Werden die mittleren Antworten hälftig aufgeteilt, ergibt sich knapp eine mehrheitlich positive Erwartung. Lineare Gewichtung der Aussagen ergibt hingegen ein leichtes Misstrauen. Wird die mittlere Antwort ignoriert, hält es nur eine Minderheit von 45 Prozent für wahrscheinlich, dass genug Staaten mit Massnahmen den Klimawandel «reduzieren» — was auch immer die Befragten unter «reduzieren» verstanden haben mögen. Die Befragung war durchgeführt worden, bevor die US-Regierung den Austritt aus dem Pariser Klimaabkommen erklärte.
Vertrauen in eine redliche Interpretation der Resultate
Die europaweiten Resultate zu Klimawandel und Energie des European Social Survey 2016 werden am 19. September 2018 in Brüssel vorgestellt. Wie sehr anders als oben dargestellt das offizielle Europa die Resultate interpretieren wird, lässt sich ahnen. Unter anderen wird Leo Barasi präsentieren. Barasi behauptet, die Leugner des Klimawandels seien eine zu ignorierende marginale Minderheit. Wie die politisch Mächtigen und darum Verantwortlichen appelliert er weiterhin an freiwillige persönliche Verhaltensänderungen zur Bewältigung der Klimakrise.

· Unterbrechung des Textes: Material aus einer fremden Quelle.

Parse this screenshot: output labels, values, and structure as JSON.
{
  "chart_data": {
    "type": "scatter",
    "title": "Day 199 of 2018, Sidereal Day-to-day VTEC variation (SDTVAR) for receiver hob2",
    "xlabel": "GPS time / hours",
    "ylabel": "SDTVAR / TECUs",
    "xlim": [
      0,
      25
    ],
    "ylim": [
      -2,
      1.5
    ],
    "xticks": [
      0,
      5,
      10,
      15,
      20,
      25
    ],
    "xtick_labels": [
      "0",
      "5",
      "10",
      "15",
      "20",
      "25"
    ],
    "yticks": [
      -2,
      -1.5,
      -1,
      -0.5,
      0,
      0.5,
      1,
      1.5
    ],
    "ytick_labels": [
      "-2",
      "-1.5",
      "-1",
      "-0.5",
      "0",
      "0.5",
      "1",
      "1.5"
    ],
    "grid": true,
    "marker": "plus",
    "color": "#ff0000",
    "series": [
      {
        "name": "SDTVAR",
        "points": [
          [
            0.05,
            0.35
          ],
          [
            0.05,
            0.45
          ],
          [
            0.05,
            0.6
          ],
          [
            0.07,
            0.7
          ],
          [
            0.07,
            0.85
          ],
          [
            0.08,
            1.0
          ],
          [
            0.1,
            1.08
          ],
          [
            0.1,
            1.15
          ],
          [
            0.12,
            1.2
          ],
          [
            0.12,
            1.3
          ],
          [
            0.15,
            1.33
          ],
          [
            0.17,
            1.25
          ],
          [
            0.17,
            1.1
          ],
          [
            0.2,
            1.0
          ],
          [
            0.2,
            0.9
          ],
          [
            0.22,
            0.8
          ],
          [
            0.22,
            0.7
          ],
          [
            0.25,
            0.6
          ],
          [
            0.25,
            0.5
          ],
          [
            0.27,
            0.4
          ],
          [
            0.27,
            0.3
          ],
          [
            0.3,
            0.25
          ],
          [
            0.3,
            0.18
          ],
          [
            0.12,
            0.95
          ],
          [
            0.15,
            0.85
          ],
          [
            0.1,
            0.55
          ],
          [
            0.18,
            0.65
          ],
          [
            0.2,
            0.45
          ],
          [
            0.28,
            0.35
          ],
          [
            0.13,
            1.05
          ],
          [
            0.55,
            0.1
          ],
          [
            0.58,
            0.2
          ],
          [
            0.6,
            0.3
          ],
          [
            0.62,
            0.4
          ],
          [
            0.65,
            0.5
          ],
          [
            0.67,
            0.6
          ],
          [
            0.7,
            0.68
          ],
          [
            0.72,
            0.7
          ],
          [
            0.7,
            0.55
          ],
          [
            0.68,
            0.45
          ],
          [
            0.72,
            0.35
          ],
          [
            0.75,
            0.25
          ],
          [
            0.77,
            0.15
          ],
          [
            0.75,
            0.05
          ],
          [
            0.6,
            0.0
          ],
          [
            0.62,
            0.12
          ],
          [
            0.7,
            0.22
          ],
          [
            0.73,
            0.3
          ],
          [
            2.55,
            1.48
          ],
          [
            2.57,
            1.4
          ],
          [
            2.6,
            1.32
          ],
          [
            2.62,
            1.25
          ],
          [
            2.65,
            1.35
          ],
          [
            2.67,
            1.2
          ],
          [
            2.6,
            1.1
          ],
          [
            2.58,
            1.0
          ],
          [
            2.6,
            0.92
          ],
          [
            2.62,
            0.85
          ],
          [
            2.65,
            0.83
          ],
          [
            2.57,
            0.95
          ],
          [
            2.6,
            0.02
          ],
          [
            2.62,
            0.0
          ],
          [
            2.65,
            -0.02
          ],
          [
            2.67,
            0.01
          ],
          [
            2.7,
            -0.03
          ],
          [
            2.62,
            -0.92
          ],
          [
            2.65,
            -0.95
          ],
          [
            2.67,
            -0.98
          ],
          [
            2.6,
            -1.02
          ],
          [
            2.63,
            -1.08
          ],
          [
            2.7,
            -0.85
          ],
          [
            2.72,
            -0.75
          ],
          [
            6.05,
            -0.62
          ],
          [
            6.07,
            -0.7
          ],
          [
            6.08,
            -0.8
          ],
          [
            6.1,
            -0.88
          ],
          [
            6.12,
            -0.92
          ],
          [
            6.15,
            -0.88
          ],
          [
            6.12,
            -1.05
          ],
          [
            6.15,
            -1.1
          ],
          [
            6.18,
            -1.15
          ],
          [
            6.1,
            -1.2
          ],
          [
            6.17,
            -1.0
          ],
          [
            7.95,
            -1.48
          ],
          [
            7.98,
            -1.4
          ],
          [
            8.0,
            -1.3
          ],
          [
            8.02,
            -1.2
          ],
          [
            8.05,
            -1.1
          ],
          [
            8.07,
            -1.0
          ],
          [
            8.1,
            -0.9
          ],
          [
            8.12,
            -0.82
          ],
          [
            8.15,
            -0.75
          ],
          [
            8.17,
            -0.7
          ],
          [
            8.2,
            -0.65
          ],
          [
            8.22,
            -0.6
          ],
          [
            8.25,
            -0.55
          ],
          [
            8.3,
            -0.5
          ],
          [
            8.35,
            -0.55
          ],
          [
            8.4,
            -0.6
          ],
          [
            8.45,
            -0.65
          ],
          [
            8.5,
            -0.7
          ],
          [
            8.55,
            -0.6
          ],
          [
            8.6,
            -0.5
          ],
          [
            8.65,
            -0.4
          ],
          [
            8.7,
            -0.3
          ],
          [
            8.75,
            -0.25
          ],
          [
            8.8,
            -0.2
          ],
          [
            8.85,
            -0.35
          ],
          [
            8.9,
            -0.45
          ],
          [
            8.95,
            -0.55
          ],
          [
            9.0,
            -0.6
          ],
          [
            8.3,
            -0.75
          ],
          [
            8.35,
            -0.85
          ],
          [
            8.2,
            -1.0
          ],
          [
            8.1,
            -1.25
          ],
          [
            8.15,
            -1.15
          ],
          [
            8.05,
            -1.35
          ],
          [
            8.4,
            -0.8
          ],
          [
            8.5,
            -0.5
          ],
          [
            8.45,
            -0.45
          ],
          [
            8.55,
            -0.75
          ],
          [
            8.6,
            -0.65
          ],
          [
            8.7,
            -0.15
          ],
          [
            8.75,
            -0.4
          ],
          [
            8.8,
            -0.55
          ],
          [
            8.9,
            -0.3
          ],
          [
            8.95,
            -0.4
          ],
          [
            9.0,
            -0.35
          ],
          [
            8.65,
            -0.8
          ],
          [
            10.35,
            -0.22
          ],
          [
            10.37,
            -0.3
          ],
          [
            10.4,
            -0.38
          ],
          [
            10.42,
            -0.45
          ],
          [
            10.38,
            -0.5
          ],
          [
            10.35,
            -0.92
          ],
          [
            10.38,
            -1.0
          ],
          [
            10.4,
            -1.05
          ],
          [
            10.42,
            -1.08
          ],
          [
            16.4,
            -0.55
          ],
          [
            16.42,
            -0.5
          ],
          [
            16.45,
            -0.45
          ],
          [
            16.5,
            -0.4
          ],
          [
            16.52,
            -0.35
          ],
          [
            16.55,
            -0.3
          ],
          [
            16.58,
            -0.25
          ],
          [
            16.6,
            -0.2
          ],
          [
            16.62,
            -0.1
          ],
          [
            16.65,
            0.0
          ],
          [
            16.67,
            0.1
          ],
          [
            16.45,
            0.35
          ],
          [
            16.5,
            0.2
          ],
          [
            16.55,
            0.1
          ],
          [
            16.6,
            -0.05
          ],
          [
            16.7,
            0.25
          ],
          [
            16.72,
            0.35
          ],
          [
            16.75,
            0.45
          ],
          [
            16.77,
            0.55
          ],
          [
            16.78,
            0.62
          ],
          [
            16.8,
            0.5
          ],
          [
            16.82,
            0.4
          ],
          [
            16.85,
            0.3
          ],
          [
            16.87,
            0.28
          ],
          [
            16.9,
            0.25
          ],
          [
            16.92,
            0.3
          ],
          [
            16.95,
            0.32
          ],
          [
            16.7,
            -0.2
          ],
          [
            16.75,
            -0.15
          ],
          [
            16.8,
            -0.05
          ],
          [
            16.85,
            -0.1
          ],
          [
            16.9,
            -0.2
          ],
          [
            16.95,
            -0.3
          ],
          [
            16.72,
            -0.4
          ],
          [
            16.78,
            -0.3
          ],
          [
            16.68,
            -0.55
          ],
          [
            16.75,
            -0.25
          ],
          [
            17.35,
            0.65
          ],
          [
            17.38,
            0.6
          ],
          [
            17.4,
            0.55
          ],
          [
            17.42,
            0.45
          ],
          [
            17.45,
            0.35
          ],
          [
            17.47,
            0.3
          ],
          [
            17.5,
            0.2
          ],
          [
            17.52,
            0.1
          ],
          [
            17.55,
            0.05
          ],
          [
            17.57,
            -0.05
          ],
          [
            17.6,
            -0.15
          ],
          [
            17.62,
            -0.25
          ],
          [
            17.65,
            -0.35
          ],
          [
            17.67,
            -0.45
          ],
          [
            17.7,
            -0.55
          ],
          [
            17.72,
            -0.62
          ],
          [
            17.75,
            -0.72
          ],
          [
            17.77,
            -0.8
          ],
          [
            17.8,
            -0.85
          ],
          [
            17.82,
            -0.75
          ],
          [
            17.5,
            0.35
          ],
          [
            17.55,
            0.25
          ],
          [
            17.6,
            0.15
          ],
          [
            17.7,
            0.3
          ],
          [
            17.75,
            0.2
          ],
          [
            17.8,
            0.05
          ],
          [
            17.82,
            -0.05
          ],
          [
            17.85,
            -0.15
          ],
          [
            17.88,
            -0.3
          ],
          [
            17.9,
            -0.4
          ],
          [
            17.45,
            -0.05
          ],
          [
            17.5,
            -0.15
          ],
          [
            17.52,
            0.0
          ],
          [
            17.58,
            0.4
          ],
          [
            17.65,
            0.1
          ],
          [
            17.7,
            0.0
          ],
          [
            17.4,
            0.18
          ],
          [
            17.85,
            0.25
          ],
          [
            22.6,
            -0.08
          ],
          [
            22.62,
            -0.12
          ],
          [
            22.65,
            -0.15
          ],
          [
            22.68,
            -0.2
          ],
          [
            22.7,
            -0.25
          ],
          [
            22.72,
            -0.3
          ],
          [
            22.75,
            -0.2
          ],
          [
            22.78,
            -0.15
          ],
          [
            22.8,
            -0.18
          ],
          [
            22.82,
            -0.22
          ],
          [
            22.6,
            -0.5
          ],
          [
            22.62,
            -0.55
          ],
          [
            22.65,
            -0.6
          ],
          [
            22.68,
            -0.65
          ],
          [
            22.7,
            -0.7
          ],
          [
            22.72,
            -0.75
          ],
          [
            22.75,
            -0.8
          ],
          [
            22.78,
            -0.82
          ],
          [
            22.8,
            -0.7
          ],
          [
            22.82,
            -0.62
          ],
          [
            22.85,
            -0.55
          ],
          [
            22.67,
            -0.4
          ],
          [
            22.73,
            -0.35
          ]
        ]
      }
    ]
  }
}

Verwandte Artikel auf klimaatelier.ch:
- Schuldinduktion, Klimaruhe, Klimaleugnung: Klimasünde Klimapredigt (Link)
- Preaching, Accusation, Guilt, Denial, Personal Greenwashing, Climate Silence: Learning from Ignaz Semmelweis for Climate Communication (Link)
! Jetzt hier Neuigkeiten von Klimaatelier abonnieren !
Referenz
(ESS 2016) European Social Survey 2016. Befragt wurden in der Schweiz in der Zeit zwischen Ende 2016 und anfangs 2017 etwa 1500 Personen. Eine Datei mit Daten für die Schweiz, die diesem Artikel zu Grunde liegen, ist hier abgelegt. Die Fragen zu Klimawandel und Energie sind im Anhang aufgelistet. Schweizer Website des ESS, europäische Website des ESS.
Anhang
Fragen zu Klima und Energie des European Social Survey
- D1 — Wenn Sie ein grosses elektrisches Haushaltsgerät kaufen müssten, wie wahrscheinlich ist es dann, dass Sie eines der energieeffizientesten Modelle wählen würden? (Fig. 1)
- D2 — Wie oft verhalten Sie sich im Alltag so, dass Sie Ihren Energieverbrauch reduzieren können? (Fig. 2)
- D3 — Insgesamt, wie zuversichtlich sind Sie, dass Sie weniger Energie verbrauchen könnten als heute?
Wie viel von dem Strom, der in der Schweiz verbraucht wird, sollte aus jeder dieser Energiequellen erzeugt werden? (Fig. 7)
- D4 — Erstens, wie viel von dem Strom, der in der Schweiz verbraucht wird, sollte aus Kohle erzeugt werden? (Fig. 7)
- D5 — Und wie viel aus Erdgas? (Fig. 7)
- D6 — Und wie viel aus Wasserkraft aus Flüssen, Stauseeen und Meer? (Fig. 7)
- D7 — Wie viel von dem Strom, der in der Schweiz verbraucht wird, sollte aus Kernkraft erzeugt werden? (Fig. 7)
- D8 — Und wie viel aus Sonnenenergie? (Fig. 7)
- D9 — Und wie viel aus Windkraft? (Fig. 7)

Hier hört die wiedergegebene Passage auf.